Read on for an excerpt from
Centennial
A Novel
by James A. Michener
Available from Dial Press Trade Paperbacks
ONLY ANOTHER WRITER, SOMEONE WHO had worked his heart out on a good book which sold three thousand copies, could appreciate the thrill that overcame me one April morning in 1973 when Dean Rivers of our small college in Georgia appeared at my classroom door.
‘New York’s trying to get you,’ he said with some excitement. ‘If I got the name right, it’s one of the editors of US.’
‘The magazine?’
‘I could be wrong.

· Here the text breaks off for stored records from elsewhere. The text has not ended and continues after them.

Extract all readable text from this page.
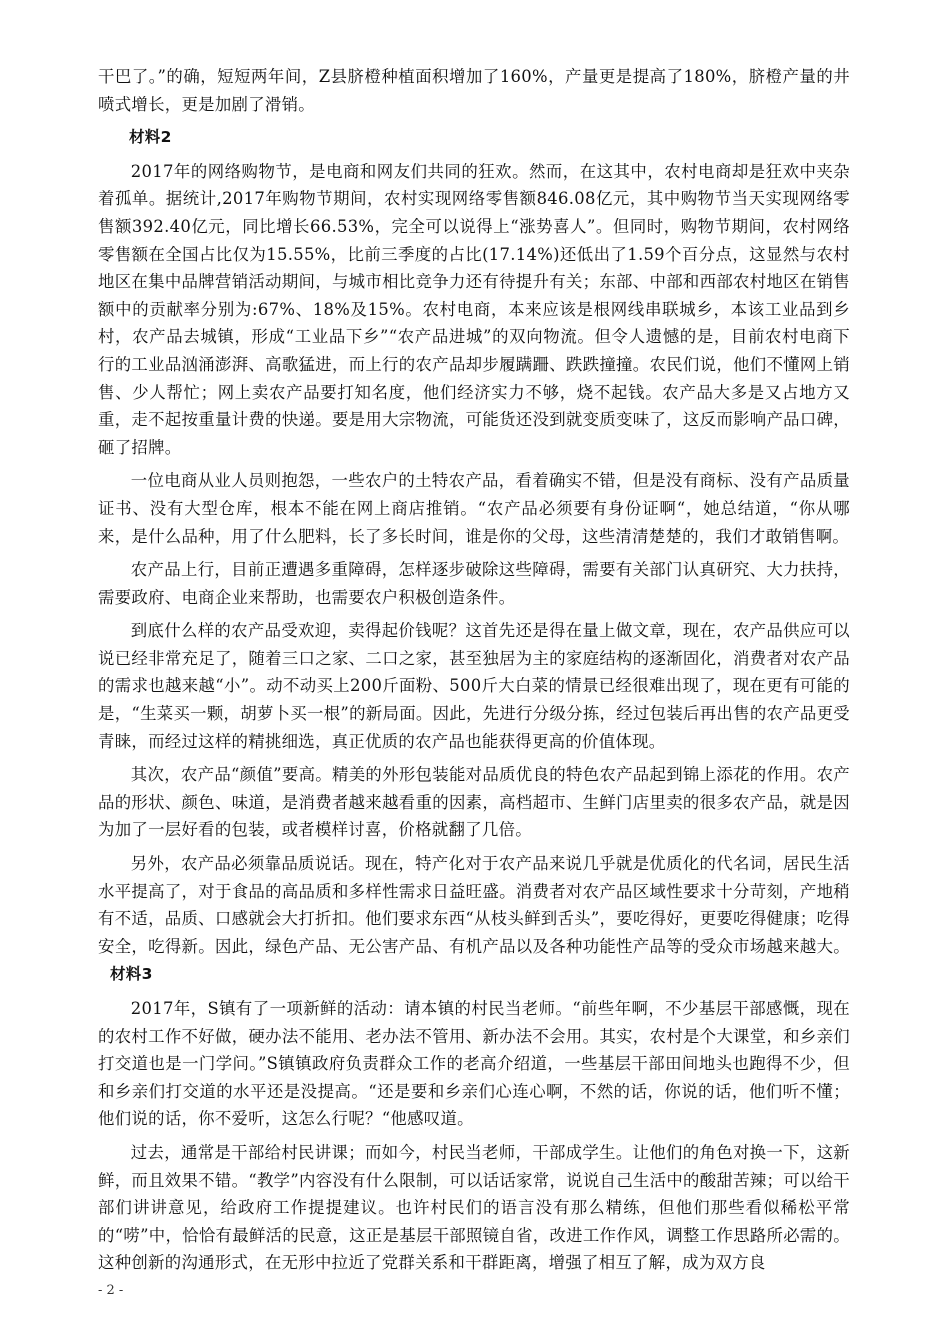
干巴了。”的确，短短两年间，Z县脐橙种植面积增加了160%，产量更是提高了180%，脐橙产量的井喷式增长，更是加剧了滑销。

材料2

2017年的网络购物节，是电商和网友们共同的狂欢。然而，在这其中，农村电商却是狂欢中夹杂着孤单。据统计,2017年购物节期间，农村实现网络零售额846.08亿元，其中购物节当天实现网络零售额392.40亿元，同比增长66.53%，完全可以说得上“涨势喜人”。但同时，购物节期间，农村网络零售额在全国占比仅为15.55%，比前三季度的占比(17.14%)还低出了1.59个百分点，这显然与农村地区在集中品牌营销活动期间，与城市相比竞争力还有待提升有关；东部、中部和西部农村地区在销售额中的贡献率分别为:67%、18%及15%。农村电商，本来应该是根网线串联城乡，本该工业品到乡村，农产品去城镇，形成“工业品下乡”“农产品进城”的双向物流。但令人遗憾的是，目前农村电商下行的工业品汹涌澎湃、高歌猛进，而上行的农产品却步履蹒跚、跌跌撞撞。农民们说，他们不懂网上销售、少人帮忙；网上卖农产品要打知名度，他们经济实力不够，烧不起钱。农产品大多是又占地方又重，走不起按重量计费的快递。要是用大宗物流，可能货还没到就变质变味了，这反而影响产品口碑，砸了招牌。

一位电商从业人员则抱怨，一些农户的土特农产品，看着确实不错，但是没有商标、没有产品质量证书、没有大型仓库，根本不能在网上商店推销。“农产品必须要有身份证啊“，她总结道，“你从哪来，是什么品种，用了什么肥料，长了多长时间，谁是你的父母，这些清清楚楚的，我们才敢销售啊。

农产品上行，目前正遭遇多重障碍，怎样逐步破除这些障碍，需要有关部门认真研究、大力扶持，需要政府、电商企业来帮助，也需要农户积极创造条件。

到底什么样的农产品受欢迎，卖得起价钱呢？这首先还是得在量上做文章，现在，农产品供应可以说已经非常充足了，随着三口之家、二口之家，甚至独居为主的家庭结构的逐渐固化，消费者对农产品的需求也越来越“小”。动不动买上200斤面粉、500斤大白菜的情景已经很难出现了，现在更有可能的是，“生菜买一颗，胡萝卜买一根”的新局面。因此，先进行分级分拣，经过包装后再出售的农产品更受青睐，而经过这样的精挑细选，真正优质的农产品也能获得更高的价值体现。

其次，农产品“颜值”要高。精美的外形包装能对品质优良的特色农产品起到锦上添花的作用。农产品的形状、颜色、味道，是消费者越来越看重的因素，高档超市、生鲜门店里卖的很多农产品，就是因为加了一层好看的包装，或者模样讨喜，价格就翻了几倍。

另外，农产品必须靠品质说话。现在，特产化对于农产品来说几乎就是优质化的代名词，居民生活水平提高了，对于食品的高品质和多样性需求日益旺盛。消费者对农产品区域性要求十分苛刻，产地稍有不适，品质、口感就会大打折扣。他们要求东西“从枝头鲜到舌头”，要吃得好，更要吃得健康；吃得安全，吃得新。因此，绿色产品、无公害产品、有机产品以及各种功能性产品等的受众市场越来越大。材料3

2017年，S镇有了一项新鲜的活动：请本镇的村民当老师。“前些年啊，不少基层干部感慨，现在的农村工作不好做，硬办法不能用、老办法不管用、新办法不会用。其实，农村是个大课堂，和乡亲们打交道也是一门学问。”S镇镇政府负责群众工作的老高介绍道，一些基层干部田间地头也跑得不少，但和乡亲们打交道的水平还是没提高。“还是要和乡亲们心连心啊，不然的话，你说的话，他们听不懂；他们说的话，你不爱听，这怎么行呢？“他感叹道。

过去，通常是干部给村民讲课；而如今，村民当老师，干部成学生。让他们的角色对换一下，这新鲜，而且效果不错。“教学”内容没有什么限制，可以话话家常，说说自己生活中的酸甜苦辣；可以给干部们讲讲意见，给政府工作提提建议。也许村民们的语言没有那么精练，但他们那些看似稀松平常的“唠”中，恰恰有最鲜活的民意，这正是基层干部照镜自省，改进工作作风，调整工作思路所必需的。这种创新的沟通形式，在无形中拉近了党群关系和干群距离，增强了相互了解，成为双方良

- 2 -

They’re holding in my office.’
As we hurried along the corridor he said, with obvious good will, ‘This could prove quite rewarding, Lewis.’
‘More likely they want to verify some fact in American history.’
‘You mean, they’d telephone from New York?’
‘They pride themselves on being accurate.’ I took perverse pleasure in posing as one familiar with publishing. After all, the editors of Time had called me once. Checking on the early settlements in Virginia.
Any sophistication I might have felt deserted me when I reached the telephone. Indeed, my hands were starting to sweat. The years had been long and fruitless, and a telephone call from editors in New York was agitating.
‘This Dr. Lewis Vernor?’ a no-nonsense voice asked.